Julio estaba sentado junto a Ramón, su amigo de toda la vida, y se prometían complicidad pese a todas las circunstancias. Serían amigos en la traición y en la indagación. Serían como dos gotas de agua caminando en la misma dirección, en busca del mar.

Tras unos segundos, la imagen cobró vida y Julio pudo observarse saliendo de la casa de Ramón y cometiendo lo que sería su primer acto de infidelidad. Las imágenes sucedieron unas a otras, la iluminación de la habitación pareció disminuir en intensidad, mientras aquel film se reproducía sin piedad ante los ojos de un cansado, sudoroso, asustado y arrepentido Julio, quien tan solo podía repetirse una y otra vez: “así no fue como ocurrió…”.

Pero, ¿quien puede engañar al diablo? A ese engendro del engaño que mira todo cuanto es, como es y donde esté. ¿Quién puede osar pintarle la escena de otro color, intentando que el castigo pudiera ser mucho menor? Ciertamente, Julio no era ese alguien y dudaba que existiera alguno.

El diablo se disolvió en la habitación, no sin antes torcer la cara como en una mueca, como disfrutando del momento, como aquellas veces cuando uno espera tanto por realizar algo y al final sucede, pero se muestra uno prudente, justo, paciente, condescendiente.

Satanás desapareció y dejó a Julio encerrado en esa habitación llena de recuerdos, aquel que fuera su despacho durante tanto tiempo, pero esta carecía de puertas o ventanas. No había escapatoria y probablemente no la hubiera aún que hallase algún lugar por donde salir. Estaba condenado y no importara a donde fuera, su alma estaba destinada a pagar por todos y cada uno de sus errores.

Julio calló al suelo, de rodillas, y mantuvo la mirada fija en uno de los rincones, justo donde piedra y piedra se unen en un frío y llano gris del que no hay muestra más que inicio y fin. Fin, el mismo que siempre supo que venia y que ahora tendría que enfrentar.

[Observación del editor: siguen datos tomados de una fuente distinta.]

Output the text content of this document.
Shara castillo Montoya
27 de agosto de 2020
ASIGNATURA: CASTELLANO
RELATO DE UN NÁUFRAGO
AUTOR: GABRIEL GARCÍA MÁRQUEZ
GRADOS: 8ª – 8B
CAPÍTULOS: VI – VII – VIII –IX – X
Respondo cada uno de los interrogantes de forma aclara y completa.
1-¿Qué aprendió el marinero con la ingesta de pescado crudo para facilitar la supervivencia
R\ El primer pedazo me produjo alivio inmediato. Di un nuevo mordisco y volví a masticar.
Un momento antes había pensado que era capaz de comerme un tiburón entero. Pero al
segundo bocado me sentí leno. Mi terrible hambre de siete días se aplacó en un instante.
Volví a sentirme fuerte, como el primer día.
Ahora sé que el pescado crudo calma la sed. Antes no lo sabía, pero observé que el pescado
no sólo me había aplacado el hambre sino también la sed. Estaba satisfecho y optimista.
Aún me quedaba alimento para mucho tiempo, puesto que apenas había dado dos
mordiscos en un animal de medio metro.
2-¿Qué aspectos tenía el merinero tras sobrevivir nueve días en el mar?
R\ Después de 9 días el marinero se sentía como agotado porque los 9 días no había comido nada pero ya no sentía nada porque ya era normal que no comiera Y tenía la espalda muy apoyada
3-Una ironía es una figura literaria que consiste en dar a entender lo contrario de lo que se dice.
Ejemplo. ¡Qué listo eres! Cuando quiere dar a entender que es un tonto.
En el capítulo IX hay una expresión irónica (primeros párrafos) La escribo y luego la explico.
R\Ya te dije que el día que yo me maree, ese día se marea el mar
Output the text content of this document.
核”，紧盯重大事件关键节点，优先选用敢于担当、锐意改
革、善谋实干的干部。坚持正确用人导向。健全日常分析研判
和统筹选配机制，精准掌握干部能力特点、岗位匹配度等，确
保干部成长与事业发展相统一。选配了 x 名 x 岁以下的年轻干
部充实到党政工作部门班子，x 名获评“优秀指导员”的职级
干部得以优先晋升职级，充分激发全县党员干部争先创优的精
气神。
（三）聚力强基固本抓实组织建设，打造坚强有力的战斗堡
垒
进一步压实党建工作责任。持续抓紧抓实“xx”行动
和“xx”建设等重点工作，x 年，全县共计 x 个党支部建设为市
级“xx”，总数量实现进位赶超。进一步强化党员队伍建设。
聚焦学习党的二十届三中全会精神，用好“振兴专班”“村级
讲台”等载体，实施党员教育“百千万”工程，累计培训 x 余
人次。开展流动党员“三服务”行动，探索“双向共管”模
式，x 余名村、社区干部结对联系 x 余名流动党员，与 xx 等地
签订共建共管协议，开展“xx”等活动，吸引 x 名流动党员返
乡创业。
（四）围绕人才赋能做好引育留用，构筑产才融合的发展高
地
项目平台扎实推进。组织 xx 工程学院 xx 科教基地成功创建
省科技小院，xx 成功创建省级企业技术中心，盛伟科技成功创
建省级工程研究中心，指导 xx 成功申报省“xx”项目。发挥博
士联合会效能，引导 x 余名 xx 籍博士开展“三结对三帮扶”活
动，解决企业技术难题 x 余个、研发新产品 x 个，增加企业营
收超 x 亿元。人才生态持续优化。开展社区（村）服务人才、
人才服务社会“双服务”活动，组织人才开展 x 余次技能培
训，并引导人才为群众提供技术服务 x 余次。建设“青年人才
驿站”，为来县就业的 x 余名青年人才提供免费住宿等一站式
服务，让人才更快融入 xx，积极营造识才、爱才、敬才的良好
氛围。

Las lágrimas corrieron por sus mejillas por horas, por días, meses o tal vez años. Uno nunca sabe cuanto tiempo pasa en ese lugar, porque ya no importa, sino lavar la conciencia de uno e intentar que en algún momento, por piedad, por justicia, por perdón u otro regalo de la providencia; su alma pueda liberarse del tormento y flotar libre, tranquila, hacia la paz de la exaltación.